Un texto de Charly Longarini

Ahora el jugador con el dorsal número 10 recibe la pelota en campo propio. Cuando le llega está mirando hacia su propio arco, quieto pero atento. Con su pierna izquierda, la mas hábil, la adelanta pegándole con la parte interna del botín. Acelera el cuerpo y se posa sobre el balón. Acto seguido lo pisa con la pierna izquierda, la esconde bajo su cadera y gira, ya mirando al arco rival. Y con la inercia de ese giro puntea la pelota hacia adelante y hacia afuera para alejarla del rival que quiere interceptarlo cuando deje de dar vueltas. El jugador de azul ya le ganó la posición a sus rivales y cruza la línea de cal que indica la mitad de la cancha.

En un segundo.

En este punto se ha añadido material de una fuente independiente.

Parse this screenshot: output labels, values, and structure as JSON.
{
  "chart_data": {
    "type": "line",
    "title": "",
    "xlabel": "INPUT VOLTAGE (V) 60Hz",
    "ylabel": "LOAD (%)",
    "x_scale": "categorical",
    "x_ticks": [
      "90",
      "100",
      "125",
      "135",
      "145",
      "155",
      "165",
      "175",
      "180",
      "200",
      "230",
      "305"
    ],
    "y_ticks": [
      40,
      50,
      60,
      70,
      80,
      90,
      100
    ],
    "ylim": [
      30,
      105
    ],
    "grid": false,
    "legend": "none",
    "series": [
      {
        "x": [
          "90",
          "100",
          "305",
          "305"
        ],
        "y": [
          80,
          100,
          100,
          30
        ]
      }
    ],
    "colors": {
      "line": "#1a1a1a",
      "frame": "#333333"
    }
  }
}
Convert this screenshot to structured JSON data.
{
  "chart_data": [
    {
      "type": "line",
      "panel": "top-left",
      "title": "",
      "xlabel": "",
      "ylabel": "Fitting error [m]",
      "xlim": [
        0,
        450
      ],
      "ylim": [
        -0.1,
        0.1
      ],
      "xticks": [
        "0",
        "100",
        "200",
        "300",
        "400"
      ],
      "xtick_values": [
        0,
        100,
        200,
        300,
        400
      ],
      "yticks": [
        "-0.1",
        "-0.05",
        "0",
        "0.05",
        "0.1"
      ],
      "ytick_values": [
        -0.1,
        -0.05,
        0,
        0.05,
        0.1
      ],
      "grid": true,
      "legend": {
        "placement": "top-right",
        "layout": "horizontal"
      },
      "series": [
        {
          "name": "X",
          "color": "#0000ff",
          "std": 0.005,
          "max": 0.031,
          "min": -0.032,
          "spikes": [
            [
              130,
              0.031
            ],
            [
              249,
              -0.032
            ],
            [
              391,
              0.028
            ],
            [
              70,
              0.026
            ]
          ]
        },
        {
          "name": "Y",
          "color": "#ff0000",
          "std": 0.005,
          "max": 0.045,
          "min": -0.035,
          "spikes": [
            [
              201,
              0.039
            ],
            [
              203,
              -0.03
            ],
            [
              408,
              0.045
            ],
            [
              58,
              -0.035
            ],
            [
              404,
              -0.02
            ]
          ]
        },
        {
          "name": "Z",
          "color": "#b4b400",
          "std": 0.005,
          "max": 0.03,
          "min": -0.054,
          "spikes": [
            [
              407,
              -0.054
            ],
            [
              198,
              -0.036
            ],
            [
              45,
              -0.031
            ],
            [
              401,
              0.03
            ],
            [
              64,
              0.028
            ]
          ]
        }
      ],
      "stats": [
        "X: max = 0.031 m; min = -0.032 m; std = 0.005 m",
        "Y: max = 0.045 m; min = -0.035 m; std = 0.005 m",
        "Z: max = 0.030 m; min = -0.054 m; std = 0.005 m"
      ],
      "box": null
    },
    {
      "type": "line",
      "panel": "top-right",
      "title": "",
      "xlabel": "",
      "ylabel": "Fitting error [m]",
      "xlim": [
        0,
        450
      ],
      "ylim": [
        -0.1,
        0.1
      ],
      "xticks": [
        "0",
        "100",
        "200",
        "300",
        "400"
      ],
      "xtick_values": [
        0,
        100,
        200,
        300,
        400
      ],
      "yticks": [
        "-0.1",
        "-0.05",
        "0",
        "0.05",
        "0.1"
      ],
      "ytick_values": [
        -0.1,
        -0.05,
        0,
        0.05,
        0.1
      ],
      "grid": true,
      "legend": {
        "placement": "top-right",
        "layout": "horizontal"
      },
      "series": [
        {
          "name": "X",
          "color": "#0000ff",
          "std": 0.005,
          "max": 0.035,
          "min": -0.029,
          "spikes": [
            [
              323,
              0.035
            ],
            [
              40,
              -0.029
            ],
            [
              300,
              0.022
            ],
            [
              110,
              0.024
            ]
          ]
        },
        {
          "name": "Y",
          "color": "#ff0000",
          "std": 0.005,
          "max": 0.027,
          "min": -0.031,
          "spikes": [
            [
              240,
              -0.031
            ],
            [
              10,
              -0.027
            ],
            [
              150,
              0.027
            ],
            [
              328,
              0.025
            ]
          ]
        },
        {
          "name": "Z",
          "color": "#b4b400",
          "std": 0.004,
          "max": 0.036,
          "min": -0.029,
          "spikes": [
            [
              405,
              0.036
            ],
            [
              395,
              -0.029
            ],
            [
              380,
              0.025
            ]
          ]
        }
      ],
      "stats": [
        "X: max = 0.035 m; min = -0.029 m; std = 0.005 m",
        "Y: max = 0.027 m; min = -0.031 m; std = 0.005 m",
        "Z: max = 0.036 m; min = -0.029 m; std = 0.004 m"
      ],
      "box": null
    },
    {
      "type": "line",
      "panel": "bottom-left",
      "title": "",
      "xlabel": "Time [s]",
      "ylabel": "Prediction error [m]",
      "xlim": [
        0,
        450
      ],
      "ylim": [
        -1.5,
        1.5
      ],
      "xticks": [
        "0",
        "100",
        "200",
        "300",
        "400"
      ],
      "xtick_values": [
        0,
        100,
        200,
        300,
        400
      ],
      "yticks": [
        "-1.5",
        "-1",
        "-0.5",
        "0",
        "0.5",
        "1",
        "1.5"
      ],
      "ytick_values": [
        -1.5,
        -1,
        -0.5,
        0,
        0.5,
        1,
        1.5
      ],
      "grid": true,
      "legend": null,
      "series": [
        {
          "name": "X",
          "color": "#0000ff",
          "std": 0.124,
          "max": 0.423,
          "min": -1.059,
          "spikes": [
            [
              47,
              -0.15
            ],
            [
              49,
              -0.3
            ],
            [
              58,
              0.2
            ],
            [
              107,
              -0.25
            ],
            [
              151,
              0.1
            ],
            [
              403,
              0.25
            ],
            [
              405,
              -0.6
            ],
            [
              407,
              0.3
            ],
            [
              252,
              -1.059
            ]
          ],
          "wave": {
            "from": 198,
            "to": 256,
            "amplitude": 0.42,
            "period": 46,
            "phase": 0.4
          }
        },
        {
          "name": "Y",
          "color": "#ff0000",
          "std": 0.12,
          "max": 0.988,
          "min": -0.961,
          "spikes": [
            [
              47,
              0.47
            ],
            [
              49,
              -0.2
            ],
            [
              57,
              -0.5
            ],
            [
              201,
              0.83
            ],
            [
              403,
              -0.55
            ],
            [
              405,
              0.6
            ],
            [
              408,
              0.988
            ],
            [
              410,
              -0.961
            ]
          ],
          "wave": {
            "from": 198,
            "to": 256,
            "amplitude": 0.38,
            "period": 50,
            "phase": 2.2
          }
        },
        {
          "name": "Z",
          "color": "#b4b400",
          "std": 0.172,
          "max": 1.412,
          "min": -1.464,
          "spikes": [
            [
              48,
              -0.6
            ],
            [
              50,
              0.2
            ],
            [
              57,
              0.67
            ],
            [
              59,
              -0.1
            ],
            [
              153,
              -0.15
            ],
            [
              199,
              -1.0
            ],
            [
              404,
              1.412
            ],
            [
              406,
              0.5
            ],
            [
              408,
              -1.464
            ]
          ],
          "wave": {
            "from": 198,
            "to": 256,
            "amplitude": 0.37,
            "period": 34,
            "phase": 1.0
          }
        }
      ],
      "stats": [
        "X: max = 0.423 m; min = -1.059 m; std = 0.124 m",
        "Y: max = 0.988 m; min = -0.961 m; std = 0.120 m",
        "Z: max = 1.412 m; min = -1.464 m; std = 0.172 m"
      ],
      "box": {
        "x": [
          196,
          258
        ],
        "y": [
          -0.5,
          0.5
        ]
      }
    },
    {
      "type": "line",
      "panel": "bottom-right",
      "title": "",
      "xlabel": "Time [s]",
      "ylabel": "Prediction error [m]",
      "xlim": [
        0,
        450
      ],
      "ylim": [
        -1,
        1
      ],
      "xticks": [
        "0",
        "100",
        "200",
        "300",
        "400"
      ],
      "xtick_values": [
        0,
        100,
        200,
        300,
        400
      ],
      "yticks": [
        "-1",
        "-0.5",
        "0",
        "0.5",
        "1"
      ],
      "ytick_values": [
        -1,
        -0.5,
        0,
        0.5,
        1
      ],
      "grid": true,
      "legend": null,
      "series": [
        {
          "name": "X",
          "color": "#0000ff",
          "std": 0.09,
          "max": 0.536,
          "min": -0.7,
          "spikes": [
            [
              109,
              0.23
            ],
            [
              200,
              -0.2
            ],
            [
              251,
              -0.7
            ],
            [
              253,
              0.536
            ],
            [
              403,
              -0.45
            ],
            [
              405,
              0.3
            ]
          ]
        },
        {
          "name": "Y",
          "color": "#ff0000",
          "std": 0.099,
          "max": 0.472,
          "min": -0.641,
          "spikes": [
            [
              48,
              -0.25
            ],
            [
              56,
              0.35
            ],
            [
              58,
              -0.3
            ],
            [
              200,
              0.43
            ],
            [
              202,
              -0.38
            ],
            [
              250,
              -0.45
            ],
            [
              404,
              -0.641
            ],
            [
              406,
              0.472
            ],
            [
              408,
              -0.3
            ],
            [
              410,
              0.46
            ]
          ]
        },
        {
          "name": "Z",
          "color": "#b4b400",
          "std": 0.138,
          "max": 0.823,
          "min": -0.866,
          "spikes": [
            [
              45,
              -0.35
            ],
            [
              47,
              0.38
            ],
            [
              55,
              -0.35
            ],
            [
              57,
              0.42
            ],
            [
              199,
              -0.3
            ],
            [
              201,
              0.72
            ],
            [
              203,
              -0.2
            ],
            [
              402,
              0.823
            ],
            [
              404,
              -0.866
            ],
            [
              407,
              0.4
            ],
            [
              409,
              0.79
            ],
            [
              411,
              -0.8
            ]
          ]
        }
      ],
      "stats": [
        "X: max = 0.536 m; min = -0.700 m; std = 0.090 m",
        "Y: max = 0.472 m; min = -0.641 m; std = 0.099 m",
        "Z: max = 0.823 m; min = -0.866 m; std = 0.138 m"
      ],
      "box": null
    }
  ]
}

Dos rivales. Tres toques.

Lo que parece una danza es más bien un ejercicio para entrar en calor antes del juego. Pero esta vez le ha servido para sacarse a dos rivales de encima.

Cuando el jugador, que ahora lleva la pelota con la izquierda, sorteando las irregularidades del campo de juego, sabe que en algún lugar de su mente, ese gol ya está hecho. Que la pelota ya está junto a la red. Que el jugador ya corre hacia la tribuna rival con el puño apretado en alto.

Es que ese jugador, con el dorsal número 10, ya es un mito, tan sólo diez segundos antes.